Los estibadores tebanos ya estaban descargando los navíos llenos de riquezas, ante los maravillados ojos de la población. Viendo aquello, ¿cómo dudar de la victoria de Kamosis sobre los hicsos?

Sostenido por el almirante Lunar y el gobernador Emheb, el faraón fue aclamado largo rato.

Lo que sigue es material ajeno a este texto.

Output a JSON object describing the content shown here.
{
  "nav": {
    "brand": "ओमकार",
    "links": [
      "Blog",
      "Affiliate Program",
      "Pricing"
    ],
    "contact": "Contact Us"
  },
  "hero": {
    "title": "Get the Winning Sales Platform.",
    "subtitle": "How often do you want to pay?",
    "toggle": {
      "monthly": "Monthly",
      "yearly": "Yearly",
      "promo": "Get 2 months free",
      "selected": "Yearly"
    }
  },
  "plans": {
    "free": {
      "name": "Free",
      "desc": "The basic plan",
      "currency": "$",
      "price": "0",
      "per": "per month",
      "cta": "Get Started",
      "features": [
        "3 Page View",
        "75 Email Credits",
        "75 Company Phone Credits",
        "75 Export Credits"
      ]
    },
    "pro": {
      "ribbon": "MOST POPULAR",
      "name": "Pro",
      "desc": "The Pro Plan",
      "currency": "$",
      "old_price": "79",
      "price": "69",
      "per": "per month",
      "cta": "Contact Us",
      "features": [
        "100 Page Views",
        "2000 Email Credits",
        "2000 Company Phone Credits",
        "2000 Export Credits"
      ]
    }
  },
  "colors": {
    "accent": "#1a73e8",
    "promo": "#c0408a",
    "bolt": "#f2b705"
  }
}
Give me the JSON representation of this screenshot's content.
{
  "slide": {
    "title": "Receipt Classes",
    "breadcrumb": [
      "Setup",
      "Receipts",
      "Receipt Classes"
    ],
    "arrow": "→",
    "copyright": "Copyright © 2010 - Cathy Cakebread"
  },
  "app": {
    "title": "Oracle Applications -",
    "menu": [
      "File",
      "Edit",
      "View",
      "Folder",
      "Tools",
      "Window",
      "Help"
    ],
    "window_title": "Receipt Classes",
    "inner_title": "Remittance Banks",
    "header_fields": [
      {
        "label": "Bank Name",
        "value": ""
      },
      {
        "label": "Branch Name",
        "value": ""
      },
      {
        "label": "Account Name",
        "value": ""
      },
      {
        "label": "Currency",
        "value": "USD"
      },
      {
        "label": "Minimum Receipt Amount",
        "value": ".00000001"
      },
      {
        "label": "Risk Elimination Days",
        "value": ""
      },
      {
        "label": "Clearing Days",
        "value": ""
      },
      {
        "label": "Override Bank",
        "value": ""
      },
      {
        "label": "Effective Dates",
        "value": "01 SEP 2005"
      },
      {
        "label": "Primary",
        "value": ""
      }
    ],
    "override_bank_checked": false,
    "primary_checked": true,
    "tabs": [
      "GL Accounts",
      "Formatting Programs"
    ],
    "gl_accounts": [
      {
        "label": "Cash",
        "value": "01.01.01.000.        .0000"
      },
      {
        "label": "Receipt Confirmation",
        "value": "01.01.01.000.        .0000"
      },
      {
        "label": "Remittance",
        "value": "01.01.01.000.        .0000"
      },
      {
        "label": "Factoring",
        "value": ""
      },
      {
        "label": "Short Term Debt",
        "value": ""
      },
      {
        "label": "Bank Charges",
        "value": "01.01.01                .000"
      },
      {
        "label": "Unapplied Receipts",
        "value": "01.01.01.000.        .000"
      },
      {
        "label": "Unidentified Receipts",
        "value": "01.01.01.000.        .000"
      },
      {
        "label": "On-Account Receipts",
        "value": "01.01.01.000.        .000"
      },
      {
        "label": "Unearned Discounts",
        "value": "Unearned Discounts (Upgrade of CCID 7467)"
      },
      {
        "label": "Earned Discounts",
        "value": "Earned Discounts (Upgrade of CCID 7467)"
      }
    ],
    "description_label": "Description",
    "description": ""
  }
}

Oficialmente, padecía una herida en la pierna que le molestaba para andar; pero en cuanto lo estrechó contra su corazón, Ahotep comprendió que su hijo mayor estaba muriéndose.

Poniendo tan buena cara como fue posible para no contrariar la felicidad de los tebanos, la reina y el faraón subieron a unas sillas de manos que los llevaron a palacio.

Teti la Pequeña y Amosis, muy contento de volver a ver a su hermano mayor, lo recibieron.

—¡Cómo te has adelgazado! —exclamó el muchachito.

—Los combates han sido duros —explicó Kamosis.

—¿Has matado a todos los hicsos?

—No; he dejado algunos.

Víctima de un nuevo malestar, el rey recibió la ayuda del intendente Qans.

—Kamosis necesita descanso —dijo Ahotep—. Yo lo sustituiré en el ritual de ofrenda.

Las riquezas procedentes de Avaris fueron ofrecidas al dios Amón, en su templo de Karnak, antes de ser distribuidas entre los tebanos, a excepción del oro y el lapislázuli, que servirían para adornar el santuario.

Sin mostrar su angustia, la esposa de dios pronunció las antiguas fórmulas, gracias a las que el poder invisible se manifestaba en la tierra y hacía brillar la luz aparecida en la primera mañana del mundo, sobre el cerro que había surgido del océano primordial, en el lugar donde se había edificado Karnak.

En cuanto finalizó la ceremonia, Ahotep regresó a palacio. A pesar de las preocupaciones que suscitaba la salud del monarca, Qaris velaba por los preparativos del banquete.

—Majestad, creéis que…

—Haz que cese cualquier agitación.

El médico en jefe estaba en el umbral de la alcoba del enfermo.

—Majestad, mi diagnóstico es claro; el faraón Kamosis ha sido envenenado. Es imposible curarlo, porque el corazón ha sido alcanzado. La sustancia mortal se ha propagado lentamente por todos los vasos, y la energía del rey casi se ha extinguido.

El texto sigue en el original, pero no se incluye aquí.